🤖 AI Summary
LLM-driven multi-agent systems (MAS) face critical security and privacy risks—including goal misalignment, malicious agent infiltration, communication hijacking, and data poisoning—particularly in automated collaborative tasks such as meeting scheduling.
Method: This paper introduces the first modular, blackboard-based security testing framework for MAS, enabling fine-grained risk modeling, configurable collaboration protocols, and simulation of four distinct attack classes, integrated with dynamic access control and information-sharing mechanisms.

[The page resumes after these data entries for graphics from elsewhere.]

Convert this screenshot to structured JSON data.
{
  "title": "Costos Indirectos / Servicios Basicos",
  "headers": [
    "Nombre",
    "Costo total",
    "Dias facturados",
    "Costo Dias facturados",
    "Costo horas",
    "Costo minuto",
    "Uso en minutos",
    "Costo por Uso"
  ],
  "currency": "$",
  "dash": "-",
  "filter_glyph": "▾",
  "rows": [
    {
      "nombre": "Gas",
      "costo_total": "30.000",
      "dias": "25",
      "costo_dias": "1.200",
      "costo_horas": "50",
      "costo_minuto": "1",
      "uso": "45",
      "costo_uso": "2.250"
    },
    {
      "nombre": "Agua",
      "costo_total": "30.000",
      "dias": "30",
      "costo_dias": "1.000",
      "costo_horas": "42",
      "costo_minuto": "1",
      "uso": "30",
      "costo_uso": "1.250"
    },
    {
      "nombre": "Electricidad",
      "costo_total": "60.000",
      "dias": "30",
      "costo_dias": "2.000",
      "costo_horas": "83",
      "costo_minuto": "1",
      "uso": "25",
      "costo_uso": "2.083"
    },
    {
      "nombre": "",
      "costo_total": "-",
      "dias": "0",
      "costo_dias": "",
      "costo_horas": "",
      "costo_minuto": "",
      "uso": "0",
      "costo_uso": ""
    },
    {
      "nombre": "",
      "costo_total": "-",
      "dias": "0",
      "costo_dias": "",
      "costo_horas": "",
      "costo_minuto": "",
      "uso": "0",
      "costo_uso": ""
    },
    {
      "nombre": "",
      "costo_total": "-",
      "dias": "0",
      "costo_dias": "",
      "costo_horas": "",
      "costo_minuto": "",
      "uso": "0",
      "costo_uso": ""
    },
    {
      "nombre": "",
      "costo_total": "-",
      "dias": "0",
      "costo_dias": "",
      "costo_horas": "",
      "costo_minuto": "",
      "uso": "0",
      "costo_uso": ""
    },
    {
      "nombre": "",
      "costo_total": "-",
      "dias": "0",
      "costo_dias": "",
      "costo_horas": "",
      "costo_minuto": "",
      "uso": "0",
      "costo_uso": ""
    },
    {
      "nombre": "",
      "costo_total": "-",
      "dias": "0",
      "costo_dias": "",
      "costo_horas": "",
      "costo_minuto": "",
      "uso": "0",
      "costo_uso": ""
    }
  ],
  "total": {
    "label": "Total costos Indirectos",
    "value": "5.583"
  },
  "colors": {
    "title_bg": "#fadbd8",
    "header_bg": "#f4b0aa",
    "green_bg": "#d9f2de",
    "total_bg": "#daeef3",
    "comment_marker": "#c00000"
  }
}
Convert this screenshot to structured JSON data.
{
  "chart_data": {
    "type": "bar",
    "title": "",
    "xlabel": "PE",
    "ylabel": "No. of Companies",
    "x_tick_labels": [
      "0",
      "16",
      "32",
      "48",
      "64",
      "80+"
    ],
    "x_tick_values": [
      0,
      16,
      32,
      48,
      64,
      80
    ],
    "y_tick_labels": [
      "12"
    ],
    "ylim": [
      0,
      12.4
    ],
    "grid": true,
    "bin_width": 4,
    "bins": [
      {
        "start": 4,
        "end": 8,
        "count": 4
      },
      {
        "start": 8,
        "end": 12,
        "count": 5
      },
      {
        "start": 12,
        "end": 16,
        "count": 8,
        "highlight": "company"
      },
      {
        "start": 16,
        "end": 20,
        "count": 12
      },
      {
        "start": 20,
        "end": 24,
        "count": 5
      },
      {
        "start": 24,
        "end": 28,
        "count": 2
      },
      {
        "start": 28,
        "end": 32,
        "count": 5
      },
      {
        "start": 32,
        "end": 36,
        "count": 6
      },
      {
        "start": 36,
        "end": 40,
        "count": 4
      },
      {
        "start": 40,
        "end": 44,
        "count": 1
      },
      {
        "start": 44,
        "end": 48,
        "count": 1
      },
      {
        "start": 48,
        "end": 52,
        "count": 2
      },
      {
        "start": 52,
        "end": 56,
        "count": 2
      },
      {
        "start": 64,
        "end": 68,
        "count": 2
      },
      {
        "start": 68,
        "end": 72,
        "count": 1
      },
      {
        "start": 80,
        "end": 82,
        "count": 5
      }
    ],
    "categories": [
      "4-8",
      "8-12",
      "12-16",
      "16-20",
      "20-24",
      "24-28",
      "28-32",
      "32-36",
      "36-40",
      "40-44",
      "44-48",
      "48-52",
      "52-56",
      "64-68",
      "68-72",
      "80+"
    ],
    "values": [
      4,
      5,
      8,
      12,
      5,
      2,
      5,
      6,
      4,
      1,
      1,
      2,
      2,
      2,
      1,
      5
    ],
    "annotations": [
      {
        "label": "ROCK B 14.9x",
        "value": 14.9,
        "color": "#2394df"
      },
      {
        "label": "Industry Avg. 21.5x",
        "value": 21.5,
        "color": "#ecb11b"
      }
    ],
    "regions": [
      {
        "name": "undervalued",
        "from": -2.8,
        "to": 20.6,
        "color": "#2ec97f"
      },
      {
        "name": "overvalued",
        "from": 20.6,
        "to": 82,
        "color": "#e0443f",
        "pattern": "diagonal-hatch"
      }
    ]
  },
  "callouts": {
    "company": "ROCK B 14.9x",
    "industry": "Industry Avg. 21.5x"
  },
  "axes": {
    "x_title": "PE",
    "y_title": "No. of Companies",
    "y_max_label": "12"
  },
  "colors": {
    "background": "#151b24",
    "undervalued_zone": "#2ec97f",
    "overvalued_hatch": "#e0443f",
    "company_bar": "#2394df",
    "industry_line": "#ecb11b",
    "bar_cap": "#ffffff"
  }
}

Contribution/Results: Evaluated across three real-world collaborative scenarios, the framework significantly accelerates the prototyping, evaluation, and iterative refinement of defensive strategies. Its core innovation lies in re-purposing the classical blackboard architecture as a trusted experimental foundation for secure MAS, establishing a reproducible, scalable benchmark platform to advance robustness and controllability research for LLM-based MAS.
📝 Abstract
A multi-agent system (MAS) powered by large language models (LLMs) can automate tedious user tasks such as meeting scheduling that requires inter-agent collaboration. LLMs enable nuanced protocols that account for unstructured private data, user constraints, and preferences. However, this design introduces new risks, including misalignment and attacks by malicious parties that compromise agents or steal user data. In this paper, we propose the Terrarium framework for fine-grained study on safety, privacy, and security in LLM-based MAS. We repurpose the blackboard design, an early approach in multi-agent systems, to create a modular, configurable testbed for multi-agent collaboration. We identify key attack vectors such as misalignment, malicious agents, compromised communication, and data poisoning. We implement three collaborative MAS scenarios with four representative attacks to demonstrate the framework's flexibility. By providing tools to rapidly prototype, evaluate, and iterate on defenses and designs, Terrarium aims to accelerate progress toward trustworthy multi-agent systems.